Hi Shameer, On 1/8/21 6:05 PM, Shameerali Kolothum Thodi wrote:
Hi Eric,
-----Original Message----- From: Eric Auger [mailto:eric.auger@redhat.com] Sent: 18 November 2020 11:22 To: eric.auger.pro@gmail.com; eric.auger@redhat.com; iommu@lists.linux-foundation.org; linux-kernel@vger.kernel.org; kvm@vger.kernel.org; kvmarm@lists.cs.columbia.edu; will@kernel.org; joro@8bytes.org; maz@kernel.org; robin.murphy@arm.com; alex.williamson@redhat.com Cc: jean-philippe@linaro.org; zhangfei.gao@linaro.org; zhangfei.gao@gmail.com; vivek.gautam@arm.com; Shameerali Kolothum Thodi shameerali.kolothum.thodi@huawei.com; jacob.jun.pan@linux.intel.com; yi.l.liu@intel.com; tn@semihalf.com; nicoleotsuka@gmail.com; yuzenghui yuzenghui@huawei.com Subject: [PATCH v13 00/15] SMMUv3 Nested Stage Setup (IOMMU part)
This series brings the IOMMU part of HW nested paging support in the SMMUv3. The VFIO part is submitted separately.
The IOMMU API is extended to support 2 new API functionalities:
- pass the guest stage 1 configuration
- pass stage 1 MSI bindings
Then those capabilities gets implemented in the SMMUv3 driver.
The virtualizer passes information through the VFIO user API which cascades them to the iommu subsystem.

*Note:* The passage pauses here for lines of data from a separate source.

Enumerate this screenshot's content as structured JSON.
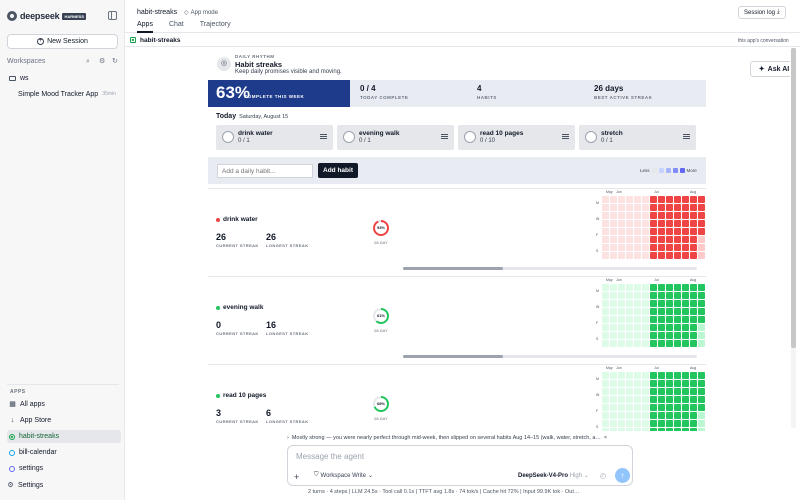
{
  "sidebar": {
    "logo_text": "deepseek",
    "logo_badge": "HARNESS",
    "new_session": "New Session",
    "workspaces_label": "Workspaces",
    "workspace_name": "ws",
    "session_name": "Simple Mood Tracker App",
    "session_time": "35min",
    "apps_label": "APPS",
    "items": [
      {
        "label": "All apps",
        "icon": "grid-icon"
      },
      {
        "label": "App Store",
        "icon": "download-icon"
      },
      {
        "label": "habit-streaks",
        "icon": "app-icon"
      },
      {
        "label": "bill-calendar",
        "icon": "app-icon"
      },
      {
        "label": "settings",
        "icon": "app-icon"
      }
    ],
    "settings": "Settings"
  },
  "topbar": {
    "title": "habit-streaks",
    "app_mode": "App mode",
    "tabs": [
      "Apps",
      "Chat",
      "Trajectory"
    ],
    "session_log": "Session log"
  },
  "subbar": {
    "title": "habit-streaks",
    "right": "this app's conversation"
  },
  "app": {
    "eyebrow": "DAILY RHYTHM",
    "title": "Habit streaks",
    "subtitle": "Keep daily promises visible and moving.",
    "ask_ai": "Ask AI",
    "stats": {
      "week_pct": "63%",
      "week_label": "COMPLETE THIS WEEK",
      "today_val": "0 / 4",
      "today_label": "TODAY COMPLETE",
      "habits_val": "4",
      "habits_label": "HABITS",
      "best_val": "26 days",
      "best_label": "BEST ACTIVE STREAK"
    },
    "today_label": "Today",
    "today_date": "Saturday, August 15",
    "cards": [
      {
        "name": "drink water",
        "count": "0 / 1"
      },
      {
        "name": "evening walk",
        "count": "0 / 1"
      },
      {
        "name": "read 10 pages",
        "count": "0 / 10"
      },
      {
        "name": "stretch",
        "count": "0 / 1"
      }
    ],
    "add_placeholder": "Add a daily habit...",
    "add_button": "Add habit",
    "legend_less": "Less",
    "legend_more": "More",
    "heat_months": [
      "May",
      "Jun",
      "Jul",
      "Aug"
    ],
    "heat_days": [
      "M",
      "W",
      "F",
      "S"
    ],
    "current_label": "CURRENT STREAK",
    "longest_label": "LONGEST STREAK",
    "ring_suffix": "28-DAY",
    "habits": [
      {
        "name": "drink water",
        "current": "26",
        "longest": "26",
        "pct": "93%",
        "ring": 0.93,
        "color": "#ef4444",
        "light": "#fecaca",
        "empty": "#e5e7eb"
      },
      {
        "name": "evening walk",
        "current": "0",
        "longest": "16",
        "pct": "61%",
        "ring": 0.61,
        "color": "#22c55e",
        "light": "#bbf7d0",
        "empty": "#e5e7eb"
      },
      {
        "name": "read 10 pages",
        "current": "3",
        "longest": "6",
        "pct": "68%",
        "ring": 0.68,
        "color": "#22c55e",
        "light": "#bbf7d0",
        "empty": "#e5e7eb"
      }
    ]
  },
  "chat": {
    "notice": "Mostly strong — you were nearly perfect through mid-week, then slipped on several habits Aug 14–15 (walk, water, stretch, a…",
    "placeholder": "Message the agent",
    "workspace": "Workspace Write",
    "model": "DeepSeek-V4-Pro",
    "model_level": "High",
    "footer": "2 turns · 4 steps  |  LLM 24.5s · Tool call 0.1s  |  TTFT avg 1.8s · 74 tok/s  |  Cache hit 72%  |  Input 99.9K tok · Out…"
  }
}
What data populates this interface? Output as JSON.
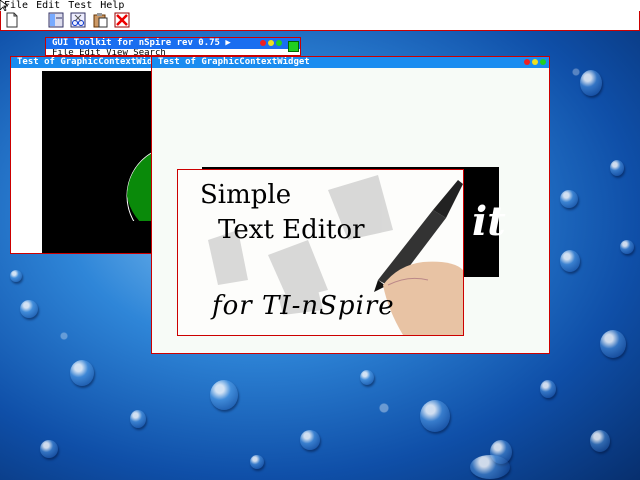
{
  "menubar": {
    "items": [
      "File",
      "Edit",
      "Test",
      "Help"
    ]
  },
  "toolbar": {
    "buttons": [
      "new-icon",
      "layout-icon",
      "scissors-icon",
      "paste-icon",
      "close-icon"
    ]
  },
  "windows": {
    "toolkit": {
      "title": "GUI Toolkit for nSpire rev 0.75 ▶",
      "submenu": "File  Edit  View  Search"
    },
    "gc1": {
      "title": "Test of GraphicContextWidget"
    },
    "gc2": {
      "title": "Test of GraphicContextWidget"
    }
  },
  "editor_image": {
    "line1": "Simple",
    "line2": "Text Editor",
    "line3": "for TI-nSpire",
    "background_text": "it"
  },
  "colors": {
    "titlebar": "#1a8cf0",
    "border": "#cc0000",
    "desktop": "#2f86d8"
  }
}
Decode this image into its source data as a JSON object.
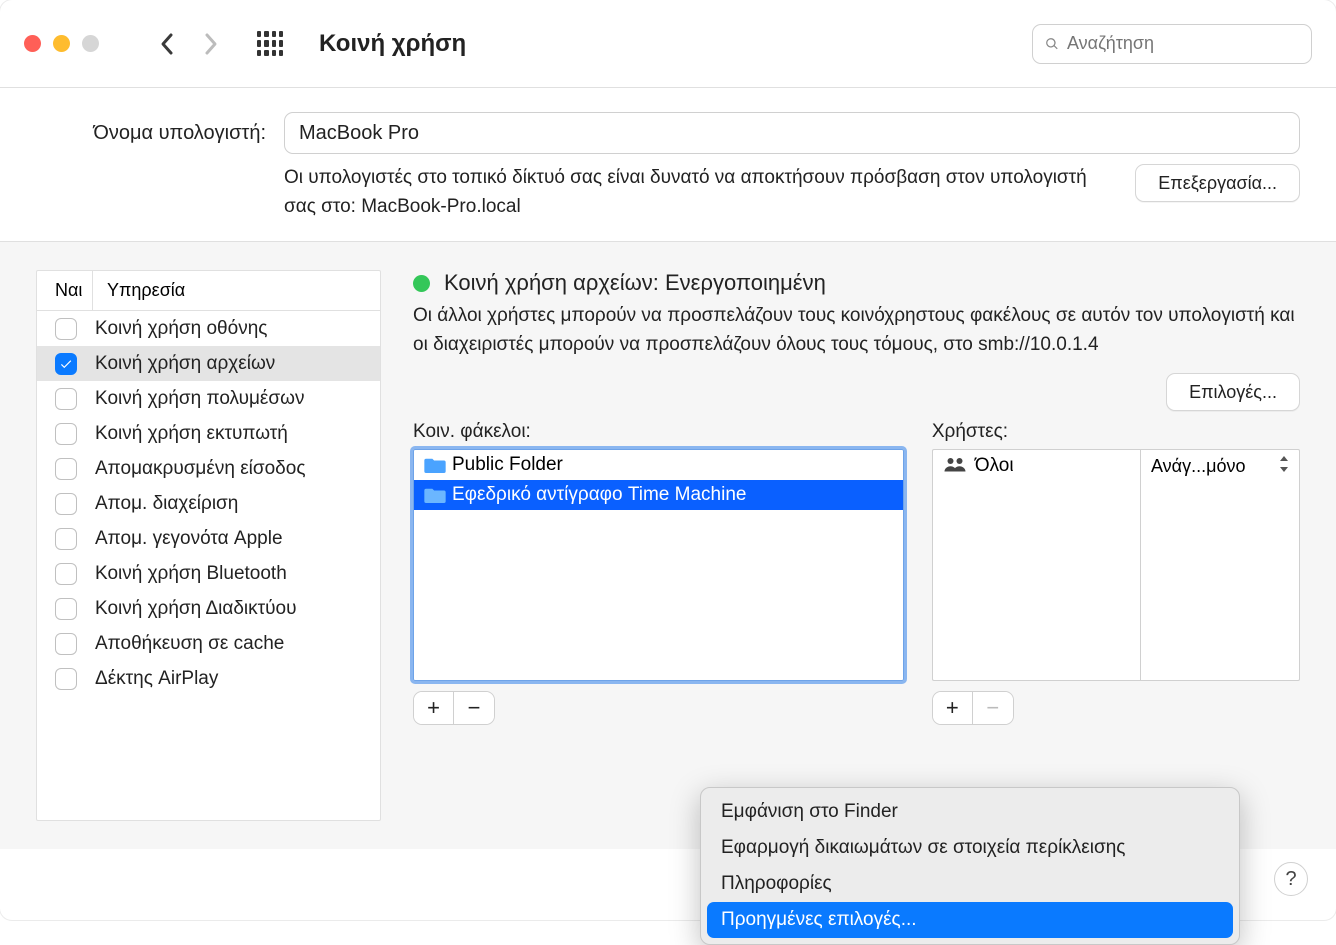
{
  "window": {
    "title": "Κοινή χρήση",
    "search_placeholder": "Αναζήτηση"
  },
  "computer_name": {
    "label": "Όνομα υπολογιστή:",
    "value": "MacBook Pro",
    "help": "Οι υπολογιστές στο τοπικό δίκτυό σας είναι δυνατό να αποκτήσουν πρόσβαση στον υπολογιστή σας στο: MacBook-Pro.local",
    "edit_button": "Επεξεργασία..."
  },
  "services": {
    "col_on": "Ναι",
    "col_name": "Υπηρεσία",
    "items": [
      {
        "label": "Κοινή χρήση οθόνης",
        "checked": false,
        "selected": false
      },
      {
        "label": "Κοινή χρήση αρχείων",
        "checked": true,
        "selected": true
      },
      {
        "label": "Κοινή χρήση πολυμέσων",
        "checked": false,
        "selected": false
      },
      {
        "label": "Κοινή χρήση εκτυπωτή",
        "checked": false,
        "selected": false
      },
      {
        "label": "Απομακρυσμένη είσοδος",
        "checked": false,
        "selected": false
      },
      {
        "label": "Απομ. διαχείριση",
        "checked": false,
        "selected": false
      },
      {
        "label": "Απομ. γεγονότα Apple",
        "checked": false,
        "selected": false
      },
      {
        "label": "Κοινή χρήση Bluetooth",
        "checked": false,
        "selected": false
      },
      {
        "label": "Κοινή χρήση Διαδικτύου",
        "checked": false,
        "selected": false
      },
      {
        "label": "Αποθήκευση σε cache",
        "checked": false,
        "selected": false
      },
      {
        "label": "Δέκτης AirPlay",
        "checked": false,
        "selected": false
      }
    ]
  },
  "detail": {
    "status_label": "Κοινή χρήση αρχείων: Ενεργοποιημένη",
    "description": "Οι άλλοι χρήστες μπορούν να προσπελάζουν τους κοινόχρηστους φακέλους σε αυτόν τον υπολογιστή και οι διαχειριστές μπορούν να προσπελάζουν όλους τους τόμους, στο smb://10.0.1.4",
    "options_button": "Επιλογές...",
    "folders_label": "Κοιν. φάκελοι:",
    "users_label": "Χρήστες:",
    "folders": [
      {
        "name": "Public Folder",
        "selected": false
      },
      {
        "name": "Εφεδρικό αντίγραφο Time Machine",
        "selected": true
      }
    ],
    "users": [
      {
        "name": "Όλοι",
        "permission": "Ανάγ...μόνο"
      }
    ]
  },
  "context_menu": {
    "items": [
      {
        "label": "Εμφάνιση στο Finder",
        "highlighted": false
      },
      {
        "label": "Εφαρμογή δικαιωμάτων σε στοιχεία περίκλεισης",
        "highlighted": false
      },
      {
        "label": "Πληροφορίες",
        "highlighted": false
      },
      {
        "label": "Προηγμένες επιλογές...",
        "highlighted": true
      }
    ]
  },
  "help_glyph": "?"
}
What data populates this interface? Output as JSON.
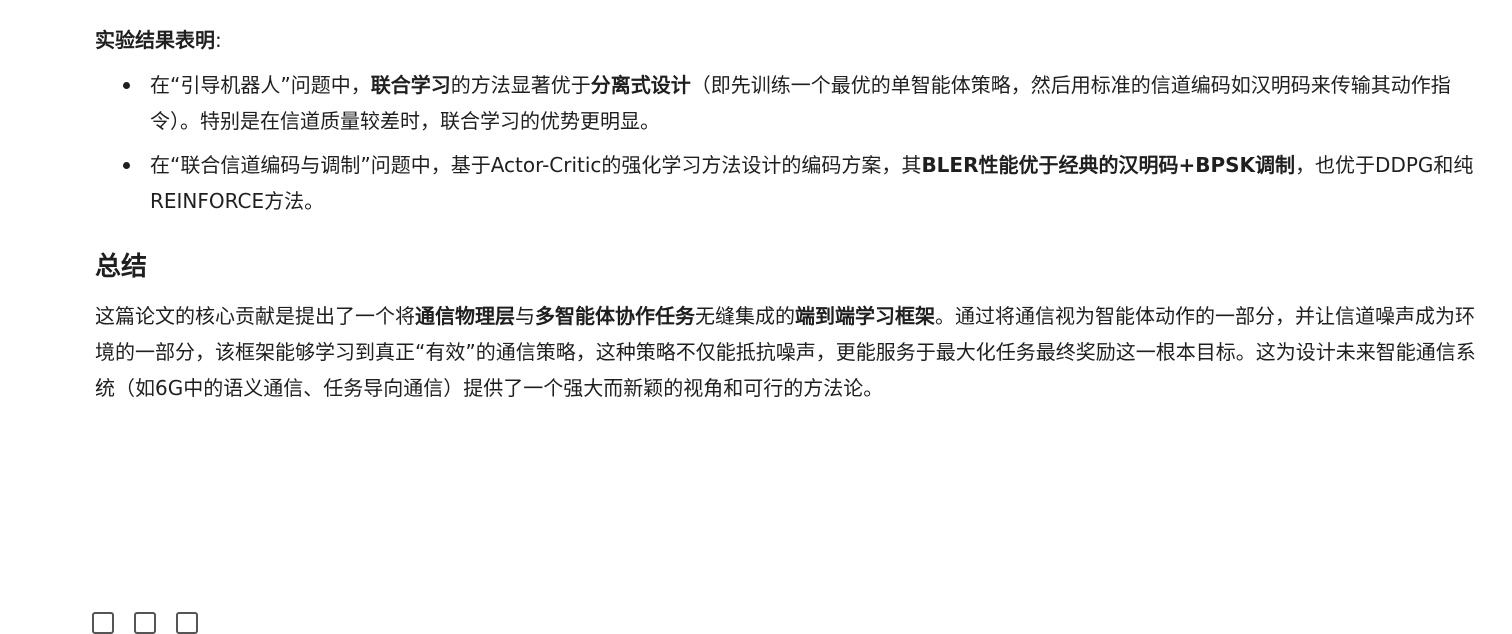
{
  "results": {
    "heading": "实验结果表明",
    "heading_colon": ":",
    "bullets": [
      {
        "segments": [
          {
            "text": "在“引导机器人”问题中，",
            "bold": false
          },
          {
            "text": "联合学习",
            "bold": true
          },
          {
            "text": "的方法显著优于",
            "bold": false
          },
          {
            "text": "分离式设计",
            "bold": true
          },
          {
            "text": "（即先训练一个最优的单智能体策略，然后用标准的信道编码如汉明码来传输其动作指令）。特别是在信道质量较差时，联合学习的优势更明显。",
            "bold": false
          }
        ]
      },
      {
        "segments": [
          {
            "text": "在“联合信道编码与调制”问题中，基于Actor-Critic的强化学习方法设计的编码方案，其",
            "bold": false
          },
          {
            "text": "BLER性能优于经典的汉明码+BPSK调制",
            "bold": true
          },
          {
            "text": "，也优于DDPG和纯REINFORCE方法。",
            "bold": false
          }
        ]
      }
    ]
  },
  "summary": {
    "title": "总结",
    "segments": [
      {
        "text": "这篇论文的核心贡献是提出了一个将",
        "bold": false
      },
      {
        "text": "通信物理层",
        "bold": true
      },
      {
        "text": "与",
        "bold": false
      },
      {
        "text": "多智能体协作任务",
        "bold": true
      },
      {
        "text": "无缝集成的",
        "bold": false
      },
      {
        "text": "端到端学习框架",
        "bold": true
      },
      {
        "text": "。通过将通信视为智能体动作的一部分，并让信道噪声成为环境的一部分，该框架能够学习到真正“有效”的通信策略，这种策略不仅能抵抗噪声，更能服务于最大化任务最终奖励这一根本目标。这为设计未来智能通信系统（如6G中的语义通信、任务导向通信）提供了一个强大而新颖的视角和可行的方法论。",
        "bold": false
      }
    ]
  },
  "toolbar": {
    "icons": [
      "copy-icon",
      "refresh-icon",
      "share-icon"
    ]
  }
}
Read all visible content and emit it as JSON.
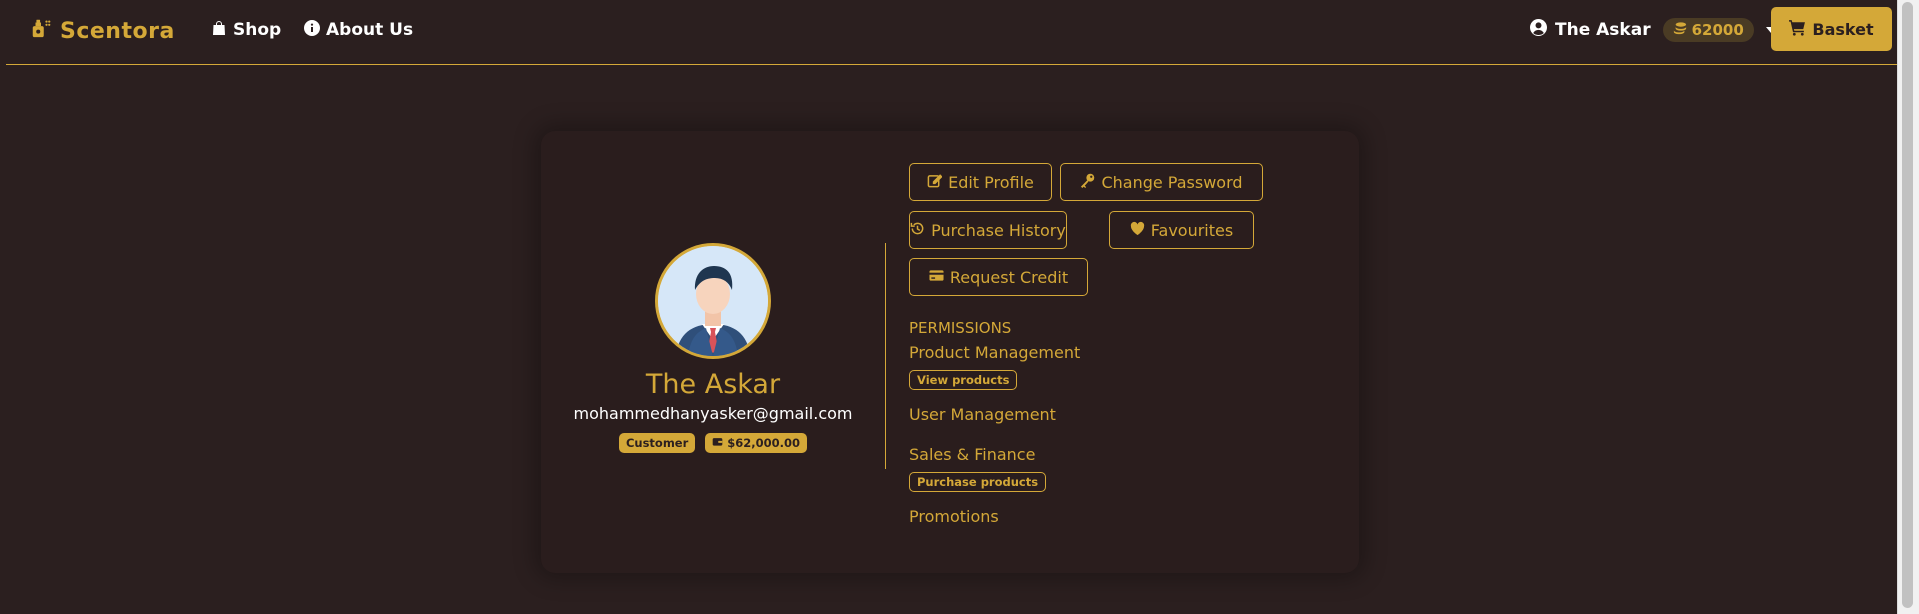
{
  "colors": {
    "accent": "#d4a838",
    "background": "#2b1f1f",
    "card": "#2a1d1d"
  },
  "navbar": {
    "brand": "Scentora",
    "links": [
      {
        "label": "Shop",
        "icon": "bag-icon"
      },
      {
        "label": "About Us",
        "icon": "info-circle-icon"
      }
    ],
    "user_name": "The Askar",
    "balance": "62000",
    "basket_label": "Basket"
  },
  "profile": {
    "name": "The Askar",
    "email": "mohammedhanyasker@gmail.com",
    "role_badge": "Customer",
    "wallet_badge": "$62,000.00"
  },
  "actions": {
    "edit_profile": "Edit Profile",
    "change_password": "Change Password",
    "purchase_history": "Purchase History",
    "favourites": "Favourites",
    "request_credit": "Request Credit"
  },
  "permissions": {
    "heading": "PERMISSIONS",
    "groups": [
      {
        "title": "Product Management",
        "chips": [
          "View products"
        ]
      },
      {
        "title": "User Management",
        "chips": []
      },
      {
        "title": "Sales & Finance",
        "chips": [
          "Purchase products"
        ]
      },
      {
        "title": "Promotions",
        "chips": []
      }
    ]
  }
}
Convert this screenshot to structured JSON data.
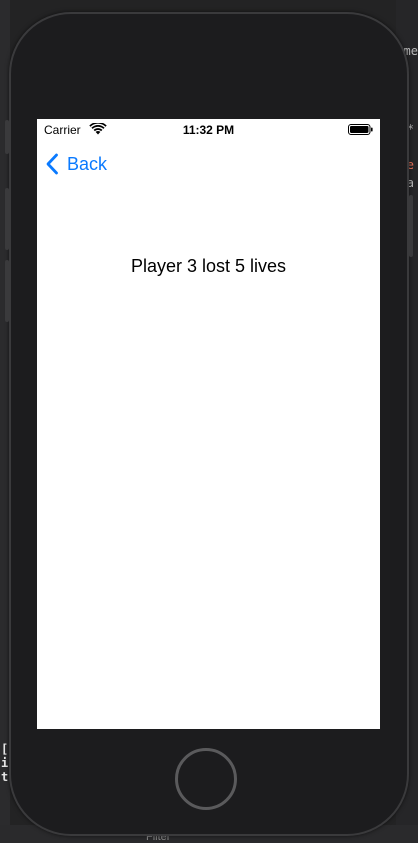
{
  "ide": {
    "right_fragments": [
      "me",
      "*",
      "e",
      "a"
    ],
    "left_fragments": [
      "[",
      "i",
      "t"
    ],
    "filter_label": "Filter"
  },
  "status_bar": {
    "carrier": "Carrier",
    "time": "11:32 PM",
    "icons": [
      "wifi-icon",
      "battery-icon"
    ]
  },
  "nav": {
    "back_label": "Back",
    "accent": "#0a7aff"
  },
  "content": {
    "message": "Player 3 lost 5 lives"
  }
}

This allows the guest to own stage 1 tables and context descriptors (so-called PASID table) while the host owns stage 2 tables and main configuration structures (STE).
I am seeing an issue with Guest testpmd run with this series. I have two different setups and testpmd works fine with the first one but not with the second.
1). Guest doesn't have kernel driver built-in for pass-through dev.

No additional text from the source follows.